As I’ve said twice now, everyone thinks that their conclusions are the ‘right’ conclusions. So what makes your conclusion (that there is no God) better than someone else’s?
If your answer is “mine is well-reasoned”, that’s not a comparison. See two sentences back.
To know that you are “right” and they are “wrong”, you actually have to examine their argument/evidence. If you haven’t examined their argument, then who are you to tell someone that they are irrational? Who are you to tell them that they have no evidence when you haven’t even bothered to ask them what their evidence is? This is exactly what you’re doing when you claim that any belief in a god is “irrational” or make a blanket statement about the intelligence or cognitive abilities of those with religious beliefs. It’s elitist, arrogant, bigoted wishful thinking.

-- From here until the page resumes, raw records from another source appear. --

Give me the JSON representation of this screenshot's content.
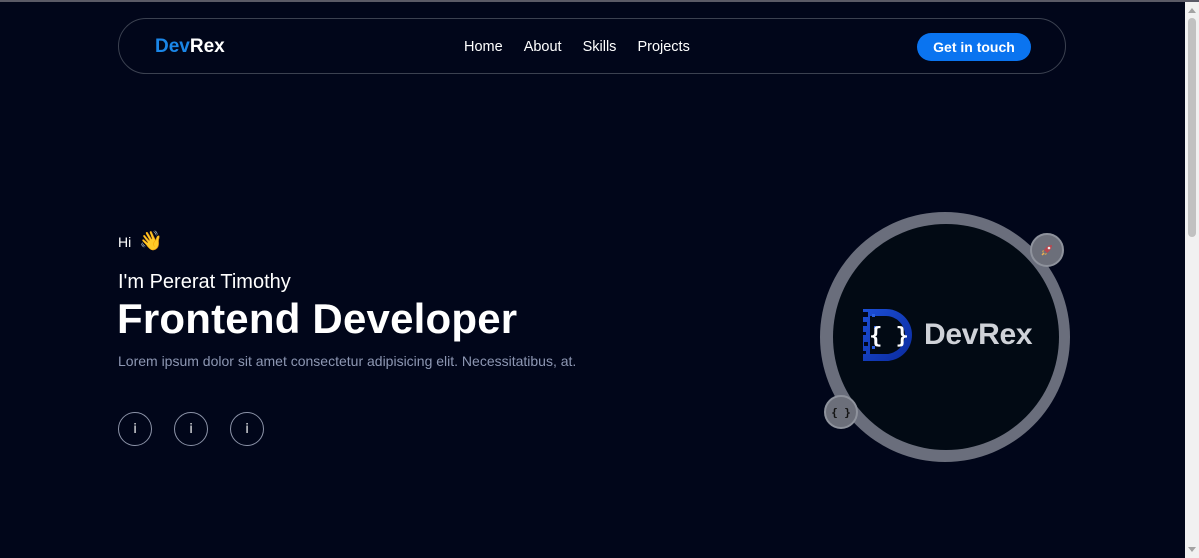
{
  "nav": {
    "brand_part1": "Dev",
    "brand_part2": "Rex",
    "links": [
      "Home",
      "About",
      "Skills",
      "Projects"
    ],
    "cta_label": "Get in touch"
  },
  "hero": {
    "greeting": "Hi",
    "wave_emoji": "👋",
    "intro": "I'm Pererat Timothy",
    "role": "Frontend Developer",
    "description": "Lorem ipsum dolor sit amet consectetur adipisicing elit. Necessitatibus, at.",
    "socials": [
      {
        "label": "i",
        "icon": "social-icon"
      },
      {
        "label": "i",
        "icon": "social-icon"
      },
      {
        "label": "i",
        "icon": "social-icon"
      }
    ]
  },
  "logo": {
    "text": "DevRex",
    "badges": [
      {
        "icon": "rocket-icon"
      },
      {
        "icon": "code-braces-icon",
        "label": "{ }"
      }
    ]
  },
  "colors": {
    "background": "#01061a",
    "accent": "#0a74f0",
    "brand_blue": "#1a86e8",
    "muted_text": "#8d97b3"
  }
}
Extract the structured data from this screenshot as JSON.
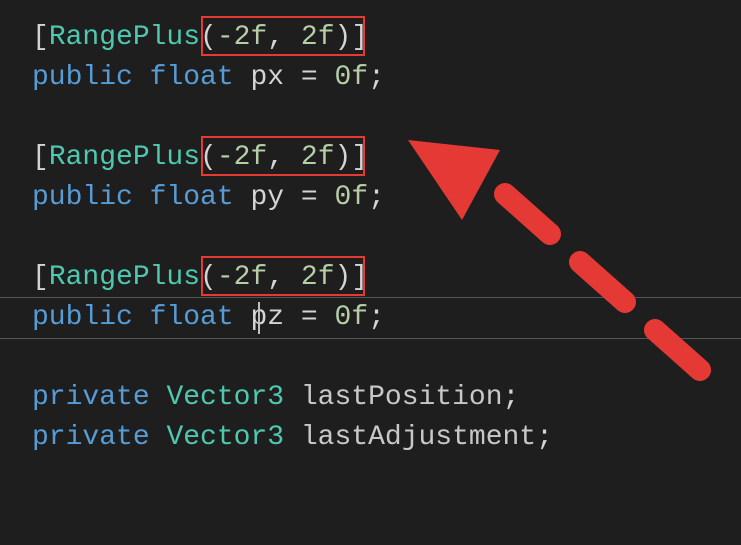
{
  "code": {
    "attr1": {
      "open": "[",
      "name": "RangePlus",
      "paren_open": "(",
      "arg1": "-2f",
      "comma": ", ",
      "arg2": "2f",
      "paren_close": ")",
      "close": "]"
    },
    "decl1": {
      "mod": "public",
      "sp1": " ",
      "type": "float",
      "sp2": " ",
      "name": "px",
      "sp3": " ",
      "eq": "=",
      "sp4": " ",
      "val": "0f",
      "semi": ";"
    },
    "attr2": {
      "open": "[",
      "name": "RangePlus",
      "paren_open": "(",
      "arg1": "-2f",
      "comma": ", ",
      "arg2": "2f",
      "paren_close": ")",
      "close": "]"
    },
    "decl2": {
      "mod": "public",
      "sp1": " ",
      "type": "float",
      "sp2": " ",
      "name": "py",
      "sp3": " ",
      "eq": "=",
      "sp4": " ",
      "val": "0f",
      "semi": ";"
    },
    "attr3": {
      "open": "[",
      "name": "RangePlus",
      "paren_open": "(",
      "arg1": "-2f",
      "comma": ", ",
      "arg2": "2f",
      "paren_close": ")",
      "close": "]"
    },
    "decl3": {
      "mod": "public",
      "sp1": " ",
      "type": "float",
      "sp2": " ",
      "name": "pz",
      "sp3": " ",
      "eq": "=",
      "sp4": " ",
      "val": "0f",
      "semi": ";"
    },
    "priv1": {
      "mod": "private",
      "sp1": " ",
      "type": "Vector3",
      "sp2": " ",
      "name": "lastPosition",
      "semi": ";"
    },
    "priv2": {
      "mod": "private",
      "sp1": " ",
      "type": "Vector3",
      "sp2": " ",
      "name": "lastAdjustment",
      "semi": ";"
    }
  },
  "annotation": {
    "arrow": "highlight-arrow"
  }
}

You cannot judge an argument by its conclusion, no matter how unbelievable the conclusion seems to you.
Finally, the following is a list of things that I have NOT said. In fact, I do not believe that any of the people accused most of making these statements actually has:
- “Religion is off-limits in skepticism.” There are plenty of testable claims related to religion, but test the claims and discuss the evidence rather than attacking belief in them.
- “Stop talking about ‘the god question’.”I have no problems with debates about the existence of God. What I have a problem with is criticizing conclusions as rational or irrational without examining the argument that produced them and calling such criticisms “skepticism”.
- “Stop promoting secularism.” I am a strong advocate of secularism, but promoting atheism is, in my opinion, no different from promoting any other set of conclusions. Freedom from religion requires freedom of religion. Removing religion from government does not mean taking it away from its citizens.
- “Atheism is not the only valid conclusion of properly-applied skepticism.” I did not say that it was, either. Hopefully my discussion explains why that question is not relevant.
I had planned to ignore Melody’s accusations that my criticisms are ‘mean-spirited’, but I cannot do that, either. It certainly is mean-spirited to attack people, but that is not what I have done. You won’t find a personal comment about Melody here. If it is mean-spirited to address (or even attack) what people say and do, especially when one finds what they promote to be harmful, then our whole business is ‘mean-spirited’.
*Given that all of the major organizations in skepticism have adopted scientific skepticism, this is what I’m discussing. If you would like to argue that activism should go beyond scientific skepticism, please do so elsewhere. For that matter, this post is not even about limiting scope for practical and strategic purposes, which is an entirely different cup of tea.
**Yes, I am aware that Sam Harris claims that science can tell us what is moral, but so far his arguments fall far short.
NOTE TO WOULD-BE COMMENTERS: Please do not comment if you have not actually read (not skimmed, READ) the post. Also, before you write a comment about how Dawkins and others (i.e., persons whose credentials you think I should not question) argue that science refutes the existence of God or should include “the god question”, I recommend a thorough review those arguments (that means more than reading a couple of blog posts by bystanders or comment threads). Their treatment of the subject is much more considered than the oversimplification I’m addressing here and their arguments are not as shallow. Finally, if your plan is to quote from Sagan’s Demon-Haunted World, you might want to read the whole book first.